Acute Heart Failure and Valvular Disease: A Glimmer of Hope

A position paper by the European Society of Heart Failure, the Association of Acute Cardiovascular Care, and the European Association for Percutaneous Cardiovascular Interventions addresses the challenges in managing acute heart failure (AHF) with associated valvular heart disease (VHD).

Acute heart failure (AHF) encompasses a wide spectrum of conditions resulting from the interplay between pre-existing cardiac disease and various precipitating factors. VHD often coexists with AHF, either due to chronic valvular disease exacerbated by one or more triggers or due to newly acquired valvular dysfunction. Clinical presentations vary widely, ranging from mild heart failure decompensation to acute pulmonary edema or cardiogenic shock. Despite the prevalence of this overlap in clinical practice, current heart failure guidelines lack specific recommendations for these patients. They are frequently excluded from clinical trials, and much of the evidence available stems from observational studies. This position paper attempts to clarify this area, reviewing the epidemiology, pathophysiology, diagnosis, and management of VHD in AHF.

Valvular disease accounts for approximately 10-20% of AHF admissions, with aortic stenosis and mitral regurgitation (both primary and secondary) being the most common. The presence of moderate-to-severe VHD and pulmonary hypertension portends a worse prognosis, characterized by higher rates of rehospitalization and mortality. While valvular disease generally progresses gradually, acute decompensation can be triggered by factors such as anemia, renal failure, arrhythmias, or acute coronary syndrome. These precipitating factors may also cause functional valvular conditions, such as secondary mitral and tricuspid regurgitation. Newly acquired valvular diseases, particularly valvular endocarditis and aortic dissection, demand prompt diagnosis and specific management. In some cases, the typical murmur may be absent due to rapid intracardiac pressure equalization, underscoring the importance of transthoracic and especially transesophageal echocardiography for diagnosis. In specific cases, such as prosthetic valve thrombosis, endocarditis, or aortic dissection, computed tomography (CT) plays a key role in diagnosis. Among patients with prosthetic valves, dysfunction due to thrombosis, endocarditis, or degeneration often leads to significant clinical intolerance.
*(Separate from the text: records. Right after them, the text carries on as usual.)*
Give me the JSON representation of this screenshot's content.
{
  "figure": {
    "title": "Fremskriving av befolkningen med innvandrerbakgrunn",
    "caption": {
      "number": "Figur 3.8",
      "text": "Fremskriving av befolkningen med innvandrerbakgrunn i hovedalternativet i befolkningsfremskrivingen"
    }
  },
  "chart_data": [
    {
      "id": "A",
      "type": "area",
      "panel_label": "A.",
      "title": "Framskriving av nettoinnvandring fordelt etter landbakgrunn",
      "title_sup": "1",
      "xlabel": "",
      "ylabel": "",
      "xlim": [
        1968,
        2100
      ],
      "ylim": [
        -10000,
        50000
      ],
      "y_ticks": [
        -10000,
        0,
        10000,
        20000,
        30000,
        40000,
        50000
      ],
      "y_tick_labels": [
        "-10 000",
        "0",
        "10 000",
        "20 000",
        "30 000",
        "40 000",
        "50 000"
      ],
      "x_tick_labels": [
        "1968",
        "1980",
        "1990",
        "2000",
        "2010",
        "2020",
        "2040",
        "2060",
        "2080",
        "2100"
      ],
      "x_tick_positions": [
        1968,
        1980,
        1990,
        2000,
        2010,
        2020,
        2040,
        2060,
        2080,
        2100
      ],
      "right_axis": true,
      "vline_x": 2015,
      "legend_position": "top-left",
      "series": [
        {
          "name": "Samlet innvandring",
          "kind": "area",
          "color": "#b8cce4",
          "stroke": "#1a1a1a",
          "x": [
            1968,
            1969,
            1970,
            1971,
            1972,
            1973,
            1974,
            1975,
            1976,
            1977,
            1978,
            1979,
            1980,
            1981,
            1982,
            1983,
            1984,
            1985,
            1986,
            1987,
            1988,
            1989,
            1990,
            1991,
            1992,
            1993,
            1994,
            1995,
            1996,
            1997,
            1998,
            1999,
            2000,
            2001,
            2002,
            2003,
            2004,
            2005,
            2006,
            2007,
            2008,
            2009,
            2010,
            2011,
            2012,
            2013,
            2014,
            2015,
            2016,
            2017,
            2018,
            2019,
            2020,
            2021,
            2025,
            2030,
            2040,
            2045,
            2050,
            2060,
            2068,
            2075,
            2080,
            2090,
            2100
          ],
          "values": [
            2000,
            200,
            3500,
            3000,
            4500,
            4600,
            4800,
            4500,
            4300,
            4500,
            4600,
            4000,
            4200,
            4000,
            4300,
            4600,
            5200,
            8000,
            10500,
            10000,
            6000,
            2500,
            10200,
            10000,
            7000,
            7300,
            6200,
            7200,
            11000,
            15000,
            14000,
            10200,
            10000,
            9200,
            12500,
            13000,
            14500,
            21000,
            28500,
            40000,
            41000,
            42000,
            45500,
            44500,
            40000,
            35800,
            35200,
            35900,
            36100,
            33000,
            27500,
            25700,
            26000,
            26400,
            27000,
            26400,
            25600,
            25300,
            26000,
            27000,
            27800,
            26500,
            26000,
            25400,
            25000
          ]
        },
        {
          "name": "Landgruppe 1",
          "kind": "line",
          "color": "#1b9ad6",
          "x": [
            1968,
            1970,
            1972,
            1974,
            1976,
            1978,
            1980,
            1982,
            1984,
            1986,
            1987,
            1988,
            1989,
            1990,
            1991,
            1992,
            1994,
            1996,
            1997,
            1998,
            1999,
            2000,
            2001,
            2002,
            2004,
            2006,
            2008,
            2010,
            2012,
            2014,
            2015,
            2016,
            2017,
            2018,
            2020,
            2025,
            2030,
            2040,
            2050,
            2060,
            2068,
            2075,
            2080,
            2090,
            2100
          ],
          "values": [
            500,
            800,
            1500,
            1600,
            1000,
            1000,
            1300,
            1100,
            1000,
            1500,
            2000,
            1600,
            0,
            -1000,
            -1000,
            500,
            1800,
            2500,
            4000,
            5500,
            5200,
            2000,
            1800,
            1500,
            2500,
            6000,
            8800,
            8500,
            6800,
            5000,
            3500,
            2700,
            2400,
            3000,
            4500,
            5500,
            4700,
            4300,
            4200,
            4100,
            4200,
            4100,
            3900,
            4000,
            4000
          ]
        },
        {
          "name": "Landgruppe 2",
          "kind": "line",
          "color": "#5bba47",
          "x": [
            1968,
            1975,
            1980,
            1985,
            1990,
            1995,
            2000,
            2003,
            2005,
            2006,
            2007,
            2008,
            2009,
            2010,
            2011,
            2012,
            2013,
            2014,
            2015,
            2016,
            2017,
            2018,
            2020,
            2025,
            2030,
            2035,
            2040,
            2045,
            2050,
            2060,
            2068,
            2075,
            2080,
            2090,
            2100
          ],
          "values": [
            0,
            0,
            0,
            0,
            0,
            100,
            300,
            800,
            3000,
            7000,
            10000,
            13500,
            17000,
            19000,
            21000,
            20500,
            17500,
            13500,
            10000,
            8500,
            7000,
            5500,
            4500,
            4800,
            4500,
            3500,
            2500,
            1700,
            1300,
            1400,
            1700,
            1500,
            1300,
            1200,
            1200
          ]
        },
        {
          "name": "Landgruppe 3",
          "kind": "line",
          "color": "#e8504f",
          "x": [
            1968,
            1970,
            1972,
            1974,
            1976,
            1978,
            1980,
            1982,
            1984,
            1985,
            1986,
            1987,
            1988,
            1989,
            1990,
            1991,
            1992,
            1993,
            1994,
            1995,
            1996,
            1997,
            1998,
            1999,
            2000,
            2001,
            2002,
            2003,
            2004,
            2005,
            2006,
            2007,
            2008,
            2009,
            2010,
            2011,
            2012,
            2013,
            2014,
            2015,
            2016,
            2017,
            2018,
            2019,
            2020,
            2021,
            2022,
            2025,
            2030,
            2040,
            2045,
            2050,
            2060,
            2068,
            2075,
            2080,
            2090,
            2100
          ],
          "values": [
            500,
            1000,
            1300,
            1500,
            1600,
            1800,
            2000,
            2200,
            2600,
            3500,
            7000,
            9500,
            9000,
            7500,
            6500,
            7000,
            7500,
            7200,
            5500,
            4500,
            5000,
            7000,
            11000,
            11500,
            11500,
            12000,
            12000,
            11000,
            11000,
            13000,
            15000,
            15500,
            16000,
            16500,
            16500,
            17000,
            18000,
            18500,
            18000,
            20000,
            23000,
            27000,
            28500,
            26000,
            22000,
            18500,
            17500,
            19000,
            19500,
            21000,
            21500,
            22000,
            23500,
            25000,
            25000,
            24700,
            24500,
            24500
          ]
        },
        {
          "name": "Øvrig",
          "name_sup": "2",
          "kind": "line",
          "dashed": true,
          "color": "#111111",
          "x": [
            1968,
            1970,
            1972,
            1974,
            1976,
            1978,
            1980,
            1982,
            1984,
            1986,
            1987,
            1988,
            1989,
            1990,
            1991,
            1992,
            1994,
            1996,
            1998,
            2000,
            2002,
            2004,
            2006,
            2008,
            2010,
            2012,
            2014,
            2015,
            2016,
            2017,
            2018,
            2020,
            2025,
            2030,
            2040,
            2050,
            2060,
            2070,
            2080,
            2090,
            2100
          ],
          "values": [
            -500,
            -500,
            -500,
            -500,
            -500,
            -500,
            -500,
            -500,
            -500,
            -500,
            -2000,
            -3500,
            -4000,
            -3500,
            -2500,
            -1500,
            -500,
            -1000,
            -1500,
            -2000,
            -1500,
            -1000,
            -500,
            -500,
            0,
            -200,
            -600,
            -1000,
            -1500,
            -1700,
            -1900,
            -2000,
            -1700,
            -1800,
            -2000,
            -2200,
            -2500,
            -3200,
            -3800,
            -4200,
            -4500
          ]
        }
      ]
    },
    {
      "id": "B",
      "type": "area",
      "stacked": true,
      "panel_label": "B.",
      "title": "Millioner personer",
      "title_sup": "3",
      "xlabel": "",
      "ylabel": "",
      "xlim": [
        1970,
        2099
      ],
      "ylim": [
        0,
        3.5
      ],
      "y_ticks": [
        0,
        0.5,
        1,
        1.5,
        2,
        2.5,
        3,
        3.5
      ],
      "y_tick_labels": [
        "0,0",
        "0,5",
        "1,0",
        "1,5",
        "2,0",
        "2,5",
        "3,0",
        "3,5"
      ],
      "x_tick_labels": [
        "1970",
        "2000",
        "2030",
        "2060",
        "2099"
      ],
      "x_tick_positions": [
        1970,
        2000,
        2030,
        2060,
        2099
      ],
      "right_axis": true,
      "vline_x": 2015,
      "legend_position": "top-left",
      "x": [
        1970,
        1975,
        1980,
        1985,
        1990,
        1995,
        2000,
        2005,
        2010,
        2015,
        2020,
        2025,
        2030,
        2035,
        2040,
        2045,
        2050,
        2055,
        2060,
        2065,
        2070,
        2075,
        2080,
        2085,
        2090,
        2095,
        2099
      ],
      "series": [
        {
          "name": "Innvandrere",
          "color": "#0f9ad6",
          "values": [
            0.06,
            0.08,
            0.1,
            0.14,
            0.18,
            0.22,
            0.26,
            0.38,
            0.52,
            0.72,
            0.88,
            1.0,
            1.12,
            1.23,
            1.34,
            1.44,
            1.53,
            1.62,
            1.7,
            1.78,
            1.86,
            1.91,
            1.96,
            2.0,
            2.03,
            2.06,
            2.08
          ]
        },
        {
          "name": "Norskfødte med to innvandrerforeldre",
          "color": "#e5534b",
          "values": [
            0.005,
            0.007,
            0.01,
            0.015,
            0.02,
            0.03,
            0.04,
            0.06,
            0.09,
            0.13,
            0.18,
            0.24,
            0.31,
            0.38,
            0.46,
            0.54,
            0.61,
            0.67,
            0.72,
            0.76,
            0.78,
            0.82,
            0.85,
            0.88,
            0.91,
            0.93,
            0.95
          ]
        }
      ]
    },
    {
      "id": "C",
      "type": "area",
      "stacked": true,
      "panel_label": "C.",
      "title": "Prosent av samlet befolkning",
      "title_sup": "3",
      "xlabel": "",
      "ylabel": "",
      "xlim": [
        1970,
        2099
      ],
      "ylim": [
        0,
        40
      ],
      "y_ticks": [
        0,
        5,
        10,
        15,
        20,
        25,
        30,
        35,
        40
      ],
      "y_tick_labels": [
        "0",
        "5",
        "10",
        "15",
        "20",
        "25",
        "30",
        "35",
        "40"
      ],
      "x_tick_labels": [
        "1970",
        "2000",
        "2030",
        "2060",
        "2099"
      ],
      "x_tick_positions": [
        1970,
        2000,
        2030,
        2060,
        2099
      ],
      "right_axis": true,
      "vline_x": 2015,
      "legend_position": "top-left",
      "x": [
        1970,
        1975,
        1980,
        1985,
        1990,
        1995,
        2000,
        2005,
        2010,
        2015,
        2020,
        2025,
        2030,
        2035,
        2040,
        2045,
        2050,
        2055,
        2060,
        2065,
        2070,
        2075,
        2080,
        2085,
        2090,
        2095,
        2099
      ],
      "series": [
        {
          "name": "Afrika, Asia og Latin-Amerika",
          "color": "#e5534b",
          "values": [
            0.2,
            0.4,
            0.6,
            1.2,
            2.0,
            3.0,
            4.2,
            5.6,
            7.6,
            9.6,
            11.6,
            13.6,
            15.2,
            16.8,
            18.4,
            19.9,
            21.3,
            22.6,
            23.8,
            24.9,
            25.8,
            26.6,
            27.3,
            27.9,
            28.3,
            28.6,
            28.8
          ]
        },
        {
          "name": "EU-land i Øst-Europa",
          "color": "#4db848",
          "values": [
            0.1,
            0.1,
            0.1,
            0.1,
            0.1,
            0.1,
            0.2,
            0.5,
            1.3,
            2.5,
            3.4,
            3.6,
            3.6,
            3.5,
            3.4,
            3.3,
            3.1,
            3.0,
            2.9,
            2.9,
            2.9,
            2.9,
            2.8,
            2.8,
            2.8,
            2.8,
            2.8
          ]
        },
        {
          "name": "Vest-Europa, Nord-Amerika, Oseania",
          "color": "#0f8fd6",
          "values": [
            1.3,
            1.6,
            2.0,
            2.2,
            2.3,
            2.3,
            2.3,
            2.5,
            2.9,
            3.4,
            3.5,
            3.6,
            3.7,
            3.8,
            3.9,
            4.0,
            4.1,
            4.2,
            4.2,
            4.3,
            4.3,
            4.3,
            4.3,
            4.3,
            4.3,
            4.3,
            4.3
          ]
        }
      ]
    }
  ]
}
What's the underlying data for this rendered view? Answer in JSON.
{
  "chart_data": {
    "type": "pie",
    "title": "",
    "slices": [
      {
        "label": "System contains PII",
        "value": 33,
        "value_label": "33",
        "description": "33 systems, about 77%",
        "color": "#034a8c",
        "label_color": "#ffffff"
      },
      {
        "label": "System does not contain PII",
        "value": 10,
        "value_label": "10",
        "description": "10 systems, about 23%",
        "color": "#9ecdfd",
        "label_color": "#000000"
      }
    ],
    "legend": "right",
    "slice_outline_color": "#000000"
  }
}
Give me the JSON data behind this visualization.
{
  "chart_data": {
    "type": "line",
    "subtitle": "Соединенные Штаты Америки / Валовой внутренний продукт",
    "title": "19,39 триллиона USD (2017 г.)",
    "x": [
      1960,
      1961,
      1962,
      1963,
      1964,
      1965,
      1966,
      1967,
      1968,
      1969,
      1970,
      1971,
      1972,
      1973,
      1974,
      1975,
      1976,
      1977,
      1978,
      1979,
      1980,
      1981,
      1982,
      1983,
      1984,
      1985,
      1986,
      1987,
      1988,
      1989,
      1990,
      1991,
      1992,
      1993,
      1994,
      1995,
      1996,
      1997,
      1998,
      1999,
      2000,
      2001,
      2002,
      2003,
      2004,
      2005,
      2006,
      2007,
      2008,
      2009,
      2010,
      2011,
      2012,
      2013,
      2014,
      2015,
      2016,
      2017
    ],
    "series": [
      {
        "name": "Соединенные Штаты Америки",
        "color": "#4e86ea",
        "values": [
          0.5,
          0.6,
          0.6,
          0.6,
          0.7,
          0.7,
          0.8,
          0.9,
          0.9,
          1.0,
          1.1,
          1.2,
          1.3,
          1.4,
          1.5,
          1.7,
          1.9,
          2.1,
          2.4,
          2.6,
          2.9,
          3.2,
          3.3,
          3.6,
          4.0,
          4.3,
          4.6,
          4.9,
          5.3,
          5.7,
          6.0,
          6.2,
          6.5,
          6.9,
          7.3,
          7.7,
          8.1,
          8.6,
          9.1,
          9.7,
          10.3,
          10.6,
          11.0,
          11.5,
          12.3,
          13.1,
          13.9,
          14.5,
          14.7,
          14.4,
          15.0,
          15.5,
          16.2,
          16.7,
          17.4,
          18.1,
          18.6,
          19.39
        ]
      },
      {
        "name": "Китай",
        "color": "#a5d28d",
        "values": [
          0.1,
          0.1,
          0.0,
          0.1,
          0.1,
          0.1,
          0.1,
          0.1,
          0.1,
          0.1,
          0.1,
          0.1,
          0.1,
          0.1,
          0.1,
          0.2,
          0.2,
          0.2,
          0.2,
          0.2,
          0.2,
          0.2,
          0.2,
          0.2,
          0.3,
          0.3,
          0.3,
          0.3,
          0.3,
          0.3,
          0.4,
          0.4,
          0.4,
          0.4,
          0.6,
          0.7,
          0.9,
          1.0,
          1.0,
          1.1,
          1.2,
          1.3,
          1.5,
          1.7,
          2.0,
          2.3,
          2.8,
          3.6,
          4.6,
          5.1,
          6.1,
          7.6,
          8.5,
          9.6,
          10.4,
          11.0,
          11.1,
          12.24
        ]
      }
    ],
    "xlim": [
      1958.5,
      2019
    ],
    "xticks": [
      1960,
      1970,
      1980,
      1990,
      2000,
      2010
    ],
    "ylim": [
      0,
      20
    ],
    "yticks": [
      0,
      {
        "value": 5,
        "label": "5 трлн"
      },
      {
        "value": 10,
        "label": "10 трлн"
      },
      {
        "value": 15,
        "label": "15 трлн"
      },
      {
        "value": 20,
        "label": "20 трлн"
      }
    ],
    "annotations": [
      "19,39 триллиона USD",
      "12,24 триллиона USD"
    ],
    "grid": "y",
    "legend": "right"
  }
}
Multivalvular involvement, seen in approximately 20% of cases, complicates both diagnosis and prognosis, especially in assessing the severity of individual valve lesions.

Regarding treatment, this position paper reviews the use of medications such as diuretics, vasodilators, inotropes, vasopressors, and antiarrhythmics tailored to each type of valvular lesion. It emphasizes the importance of airway management, oxygenation, and the use of invasive and non-invasive mechanical ventilation when indicated. In patients with refractory heart failure or cardiogenic shock, short-term mechanical circulatory support is preferred to reduce reliance on inotropes and vasopressors, minimizing their adverse effects. However, these devices are contraindicated in patients with significant aortic insufficiency. Finally, the authors discuss invasive treatment options, including surgery versus transcatheter interventions, specific to each valvular pathology. Certain clinical scenarios require surgery as the sole option, sometimes emergently (e.g., aortic dissection, papillary muscle rupture, or endocarditis with AHF). Conversely, transcatheter techniques, especially transcatheter aortic valve implantation (TAVI) and edge-to-edge percutaneous valve repair (mitral and tricuspid), are gaining prominence in acute cases, though supporting evidence remains limited but growing. The authors recommend a multidisciplinary Heart Team approach to evaluate these complex cases.

COMMENTARY:

This document is particularly timely, given the lack of guidance in the 2021 heart failure guidelines regarding VHD in acute heart failure, with current recommendations more suited to chronic scenarios. Until the anticipated update to these guidelines is published, this position paper provides valuable insights. However, while the discussion on pathophysiology is comprehensive, more specific guidelines on the role of various diagnostic techniques would have been beneficial. Additionally, evidence on treatment approaches, both pharmacologic and invasive, remains scarce, especially concerning percutaneous interventions in AHF with VHD. It is hoped that forthcoming studies will provide the foundation for stronger recommendations in future guideline editions. Meanwhile, the article by Chioncel, et al., serves as a useful reference in our clinical practice.

REFERENCE:

Chioncel O, Adamo M, Nikolaou M, Parissis J, Mebazaa A, Yilmaz MB, et al. Acute heart failure and valvular heart disease: a scientific statement of the Heart Failure Association, the Association for Acute CardioVascular Care, and the European Association of Percutaneous Cardiovascular Interventions of the European Society of Ca Eur J Heart Fail. 2023 May 23. doi: 10.1002/ejhf.2918.